After being granted a budget the size of any other large American blockbuster, director Bong has crafted a response to Parasite that is an affront to expectation and typical Hollywood filmmaking. Mickey 17 (2025) is tonally confusing, borderline unwieldy, and viscerally brutal. Despite how strange of a film it is, director Bong’s followup to Parasite is undeniably interesting and rich in exciting ideas.

The film predominantly follows Mickey 17, who is the seventeenth iteration of a man named Mickey Barnes (Robert Pattinson). When Mickey 17 is introduced, he has already lived 16 lives, some lasting several years and others lasting 15 minutes. Each time that he is ‘printed out’, he comes back as the same man that he was originally, with the same memories and appearance, give or take a few new personality flairs. 

Barnes chose this life accidentally after needing to leave Earth due to a lack of employment and a worsening climate. He blithely applied to be an ‘expendable’, without reading the fine print, on a space voyage to a planet named Niflheim that is led by the bumbling, brash, and protuberantly pouting colonialist autocrat Kenneth Marshall (Mark Ruffalo) who feels particularly inspired by a certain American political figure. In becoming an expendable, Mickey has fallen into the hands of a deeply exploitative corporation who have chosen to clone him indefinitely, a practice which is illegal on earth but permitted in space, enabling them to run whatever cruel experiments or trials that they wish on him.

The themes of authoritarian leadership and the allegory for worker exploitation both become clear within the opening moments, however, the film takes an intriguing turn when Mickey 17 survives a near fatal fall into a steep ravine and returns back to the space shuttle with the help of the native species of Niflheim: woodlouse-esque towering monsters that are adorned with horns and legs. Upon returning to the spacecraft, Mickey finds that he has been cloned preemptively, coming face to face with the next incarnation of himself, Mickey 18. Both Mickeys, along with the aid of their now-shared girlfriend Nasha (Naomi Ackie), must conceal their incident of “multiples” to avoid complete deletion, all while trying to avoid an internecine war between their leader and the native species.

The experience of watching Bong Joon Ho’s Sci-fi ethically focused blockbuster is the same as having to describe it: complicated. A scene will often unpredictably become out of hand, swinging between graphic depictions of violence and showy, irreverent performances that sprinkle in childish one liners. Time even flashes forward and backward mercurially in an attempt to further establish the laws and ethical concerns of the world that director Bong has created. It is a choice that can go against the narrative tension and overall structure of the film, though Mickey 17 never feels bloated. 

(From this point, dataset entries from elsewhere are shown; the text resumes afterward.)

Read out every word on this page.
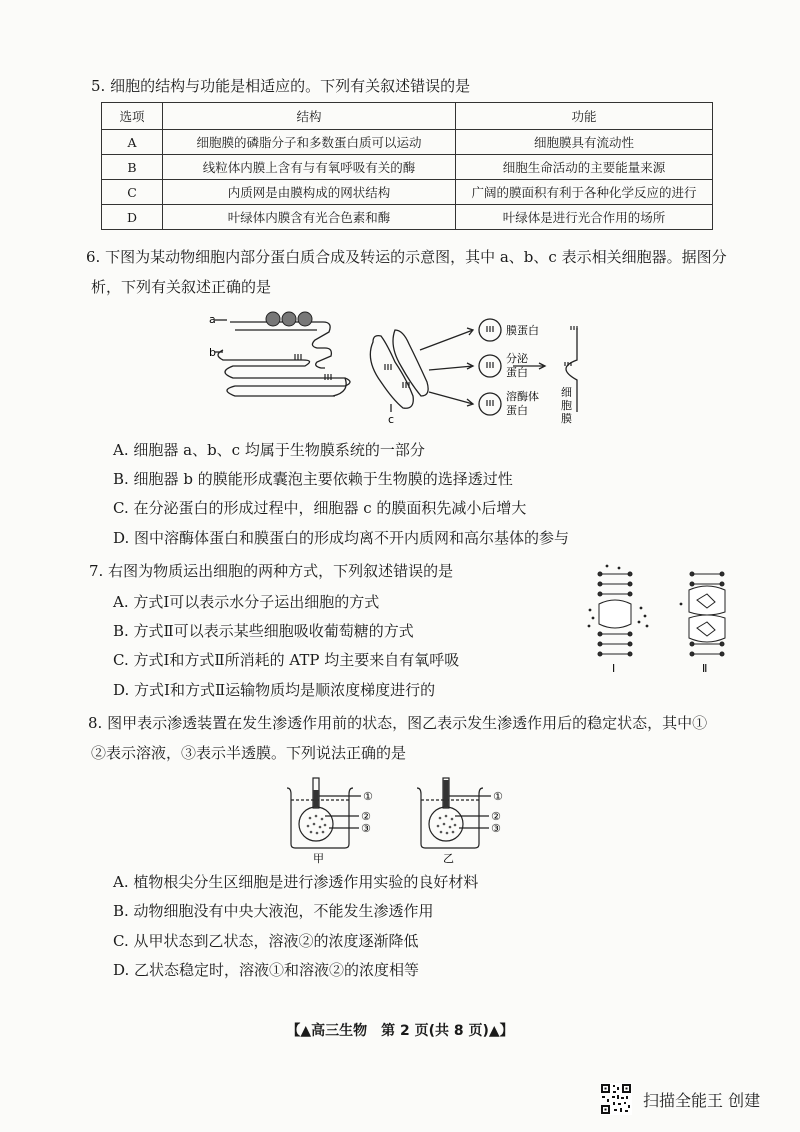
5. 细胞的结构与功能是相适应的。下列有关叙述错误的是
选项	结构	功能
A	细胞膜的磷脂分子和多数蛋白质可以运动	细胞膜具有流动性
B	线粒体内膜上含有与有氧呼吸有关的酶	细胞生命活动的主要能量来源
C	内质网是由膜构成的网状结构	广阔的膜面积有利于各种化学反应的进行
D	叶绿体内膜含有光合色素和酶	叶绿体是进行光合作用的场所
6. 下图为某动物细胞内部分蛋白质合成及转运的示意图，其中 a、b、c 表示相关细胞器。据图分
析，下列有关叙述正确的是
a
b
c
膜蛋白
分泌
蛋白
溶酶体
蛋白
细
胞
膜
A. 细胞器 a、b、c 均属于生物膜系统的一部分
B. 细胞器 b 的膜能形成囊泡主要依赖于生物膜的选择透过性
C. 在分泌蛋白的形成过程中，细胞器 c 的膜面积先减小后增大
D. 图中溶酶体蛋白和膜蛋白的形成均离不开内质网和高尔基体的参与
7. 右图为物质运出细胞的两种方式，下列叙述错误的是
A. 方式Ⅰ可以表示水分子运出细胞的方式
B. 方式Ⅱ可以表示某些细胞吸收葡萄糖的方式
C. 方式Ⅰ和方式Ⅱ所消耗的 ATP 均主要来自有氧呼吸
D. 方式Ⅰ和方式Ⅱ运输物质均是顺浓度梯度进行的
Ⅰ	Ⅱ
8. 图甲表示渗透装置在发生渗透作用前的状态，图乙表示发生渗透作用后的稳定状态，其中①
②表示溶液，③表示半透膜。下列说法正确的是
①
②
③
①
②
③
甲	乙
A. 植物根尖分生区细胞是进行渗透作用实验的良好材料
B. 动物细胞没有中央大液泡，不能发生渗透作用
C. 从甲状态到乙状态，溶液②的浓度逐渐降低
D. 乙状态稳定时，溶液①和溶液②的浓度相等
【▲高三生物　第 2 页(共 8 页)▲】
扫描全能王 创建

Director Bong’s well of ideas proves to be continuously entertaining, even if not all of them stick their landing. His direction feels delightfully frenetic and almost completely free from convention which can be disconcerting when the film has the veneer of a Hollywood blockbuster. Director Bong’s cast are also evidently fueled by the film’s choice to re-invent the blockbuster wheel. Pattinson is tasked with what can only be described as an insurmountable task: having to play two versions of the same character within the same scene. 

He gives a performance that is entirely in tune with the films off-kilter tone, building both Mickeys through a series of recognisable, bright eccentricities that allow Pattinson to play up the comedy or to convey the brutal stakes of the narrative, depending on what the scene demands. It is a performance that will inevitably go overlooked, as is an unfortunate pattern within his career, but is an undeniable testament to Pattinson’s incredible versatility.

At its core, Mickey 17 is a film that is concerned with the misuse of emerging technologies, a topic that feels particularly timely. With its parallels to several real life figures and systems, it can feel odd to see such severe circumstances presented in such an irreverent manner. However, director Bong’s latest film is infused with humanity and hope, never being flippant in its portrayal of contemporary issues. It's the type of Hollywood film that may only ever be made once, which is a testament to the film's ambition.